What is the position regarding Mr Schorlemmer's Chemistry which I was to receive?

  1. 25 November
  2. On 18 September 1867 in Manchester there was an armed assault on a police van in order to free Thomas Kelly and Michael Deasy, two Fenian leaders (see Note 257) who had been arrested after the suppression of the armed uprising of February and March 1867 organised by Fenians. Kelly and Deasy managed to escape but during a clash a police officer was killed and mass arrests followed. From 1 to 23 November a trial of the arrested Fenians was held in Manchester in the course of which false evidence and other disgraceful methods were used by the prosecution. In spite of all the efforts by the counsels for the defence, primarily by Ernest Jones, five Fenians were sentenced to death. One of them (Thomas Maguire) was subsequently pardoned; the death sentence of another (Condon), an American citizen, was commuted to life imprisonment; the other three (Michael Larkin, William Allen and Michael O'Brien) were hanged on 23 November.
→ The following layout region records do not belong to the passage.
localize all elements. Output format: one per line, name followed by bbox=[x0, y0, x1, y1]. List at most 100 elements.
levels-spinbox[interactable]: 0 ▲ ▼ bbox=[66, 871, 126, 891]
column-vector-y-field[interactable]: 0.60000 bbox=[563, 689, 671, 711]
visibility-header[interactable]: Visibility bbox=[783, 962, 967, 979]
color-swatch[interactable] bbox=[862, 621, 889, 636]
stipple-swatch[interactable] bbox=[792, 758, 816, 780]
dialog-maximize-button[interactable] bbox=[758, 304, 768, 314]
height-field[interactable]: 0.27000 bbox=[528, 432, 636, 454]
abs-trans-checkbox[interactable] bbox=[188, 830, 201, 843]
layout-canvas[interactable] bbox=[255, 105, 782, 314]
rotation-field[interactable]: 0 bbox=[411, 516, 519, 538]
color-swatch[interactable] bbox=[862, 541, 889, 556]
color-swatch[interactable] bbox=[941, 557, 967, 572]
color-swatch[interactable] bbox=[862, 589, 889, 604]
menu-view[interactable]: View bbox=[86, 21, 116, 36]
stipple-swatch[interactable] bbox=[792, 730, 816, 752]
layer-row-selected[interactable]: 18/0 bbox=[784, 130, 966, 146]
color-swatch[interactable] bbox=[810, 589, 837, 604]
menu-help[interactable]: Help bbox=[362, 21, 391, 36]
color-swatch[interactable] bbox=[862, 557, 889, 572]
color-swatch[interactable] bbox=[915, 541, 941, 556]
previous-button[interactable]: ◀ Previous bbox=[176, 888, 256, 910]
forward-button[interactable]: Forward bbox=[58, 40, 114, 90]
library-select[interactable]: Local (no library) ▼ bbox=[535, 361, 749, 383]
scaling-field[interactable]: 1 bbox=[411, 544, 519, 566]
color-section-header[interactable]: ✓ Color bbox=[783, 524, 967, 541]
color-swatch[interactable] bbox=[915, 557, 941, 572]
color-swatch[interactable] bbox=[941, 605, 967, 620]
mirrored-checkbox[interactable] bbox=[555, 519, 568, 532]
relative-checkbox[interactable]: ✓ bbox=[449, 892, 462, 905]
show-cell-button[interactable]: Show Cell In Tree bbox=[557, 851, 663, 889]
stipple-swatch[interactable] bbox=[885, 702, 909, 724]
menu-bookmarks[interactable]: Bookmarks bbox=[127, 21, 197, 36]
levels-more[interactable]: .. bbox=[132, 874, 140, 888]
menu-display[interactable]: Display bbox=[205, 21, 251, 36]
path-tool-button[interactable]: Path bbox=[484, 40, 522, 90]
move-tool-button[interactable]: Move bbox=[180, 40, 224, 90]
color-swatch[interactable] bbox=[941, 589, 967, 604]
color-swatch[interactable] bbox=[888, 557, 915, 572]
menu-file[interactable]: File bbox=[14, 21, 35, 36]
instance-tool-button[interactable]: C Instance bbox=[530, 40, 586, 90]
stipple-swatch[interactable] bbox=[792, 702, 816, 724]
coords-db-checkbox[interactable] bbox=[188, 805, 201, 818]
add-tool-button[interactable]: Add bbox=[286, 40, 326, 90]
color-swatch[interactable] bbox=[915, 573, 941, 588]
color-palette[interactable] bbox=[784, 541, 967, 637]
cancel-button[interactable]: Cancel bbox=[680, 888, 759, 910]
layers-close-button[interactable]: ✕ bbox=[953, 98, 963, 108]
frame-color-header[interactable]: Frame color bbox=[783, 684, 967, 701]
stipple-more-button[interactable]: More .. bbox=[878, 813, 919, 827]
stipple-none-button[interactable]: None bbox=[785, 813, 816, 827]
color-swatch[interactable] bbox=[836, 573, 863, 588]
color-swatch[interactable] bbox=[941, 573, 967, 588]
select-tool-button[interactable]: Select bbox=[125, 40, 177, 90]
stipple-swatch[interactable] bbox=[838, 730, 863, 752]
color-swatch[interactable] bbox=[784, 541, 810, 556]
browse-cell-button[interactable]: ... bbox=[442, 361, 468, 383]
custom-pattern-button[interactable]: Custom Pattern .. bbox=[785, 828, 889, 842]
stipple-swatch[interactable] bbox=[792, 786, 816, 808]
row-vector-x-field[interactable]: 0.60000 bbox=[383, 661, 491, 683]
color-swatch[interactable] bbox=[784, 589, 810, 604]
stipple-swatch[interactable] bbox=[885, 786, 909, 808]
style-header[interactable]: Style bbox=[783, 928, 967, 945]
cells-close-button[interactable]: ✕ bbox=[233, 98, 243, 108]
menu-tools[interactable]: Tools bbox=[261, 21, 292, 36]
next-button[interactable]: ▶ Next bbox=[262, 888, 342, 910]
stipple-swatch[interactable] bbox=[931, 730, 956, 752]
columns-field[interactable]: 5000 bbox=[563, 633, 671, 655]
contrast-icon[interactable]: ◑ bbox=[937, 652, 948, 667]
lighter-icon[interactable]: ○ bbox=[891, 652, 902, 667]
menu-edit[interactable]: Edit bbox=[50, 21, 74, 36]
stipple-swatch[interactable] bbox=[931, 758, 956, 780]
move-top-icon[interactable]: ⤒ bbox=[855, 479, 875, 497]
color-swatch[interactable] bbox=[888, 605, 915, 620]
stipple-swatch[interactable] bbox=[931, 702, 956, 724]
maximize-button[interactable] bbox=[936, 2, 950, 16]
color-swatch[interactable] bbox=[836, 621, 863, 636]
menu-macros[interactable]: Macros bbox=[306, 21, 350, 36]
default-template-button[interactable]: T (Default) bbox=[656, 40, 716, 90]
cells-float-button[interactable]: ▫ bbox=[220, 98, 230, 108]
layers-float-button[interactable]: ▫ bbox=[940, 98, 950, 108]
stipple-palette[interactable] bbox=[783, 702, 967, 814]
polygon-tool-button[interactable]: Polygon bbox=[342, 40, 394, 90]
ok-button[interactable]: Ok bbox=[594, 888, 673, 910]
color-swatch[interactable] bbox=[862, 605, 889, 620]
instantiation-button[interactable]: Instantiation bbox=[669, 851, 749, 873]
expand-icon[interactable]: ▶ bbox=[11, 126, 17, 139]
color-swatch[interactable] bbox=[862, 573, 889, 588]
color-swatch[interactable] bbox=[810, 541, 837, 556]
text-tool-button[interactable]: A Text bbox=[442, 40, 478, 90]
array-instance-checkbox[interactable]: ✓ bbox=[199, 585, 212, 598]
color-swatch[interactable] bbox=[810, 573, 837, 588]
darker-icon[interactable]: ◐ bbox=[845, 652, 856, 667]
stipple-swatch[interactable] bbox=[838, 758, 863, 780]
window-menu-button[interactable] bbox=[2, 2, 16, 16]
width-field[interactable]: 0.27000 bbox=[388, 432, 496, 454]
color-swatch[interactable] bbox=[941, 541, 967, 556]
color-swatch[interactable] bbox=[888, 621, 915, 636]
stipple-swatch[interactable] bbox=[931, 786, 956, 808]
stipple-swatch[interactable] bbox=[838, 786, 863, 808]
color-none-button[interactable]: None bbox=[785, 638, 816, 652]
    During the investigation of the case and the trial, the General Council of the International organised, on Marx's initiative, a broad campaign of the English workers in support of the Irish national liberation movement (see this volume, pp. 460, 464).
  3. See this volume, p. 474.
  4. of the first volume of Capital
  5. German Workers' Educational Society in London
  6. W. Liebknecht, Was ich im Berliner Reichstag sagte.
  7. Appended to the pamphlet containing Wilhelm Liebknecht's speech in the North German Reichstag on 30 September 1867 (see Note 486) was a report of his speeches before workers in Berlin on 14 and 15 October which had been published in Die Zukunft, No. 242 (Supplement) of 16 October 1867. In these speeches Liebknecht said that to put forward the social question in the given situation was inexpedient because premature attempts to solve it could, in his opinion, only serve to strengthen the absolute monarchy and delay the victory of socialist principles.
    In his letter to Marx of 23 November 1867, Ludwig Kugelmann criticised Liebknecht's point of view, emphasising that in practice this would give such people as the Lassallean Schweitzer and the conservative Wagener complete control over the social issue and the possibility of using it for demagogical aims.
  8. A reference to the German workers' newspaper Demokratisches Wochenblatt which appeared in Leipzig from January 1868 and was edited by Liebknecht. Initially the newspaper was to some extent influenced by the petty-bourgeois People's Party; however, thanks to the assistance given it by Marx and Engels it soon came to play an active part in the development of the proletarian movement in Germany, spreading the ideas of the International and promoting the preparations for forming the Social-Democratic Workers' Party.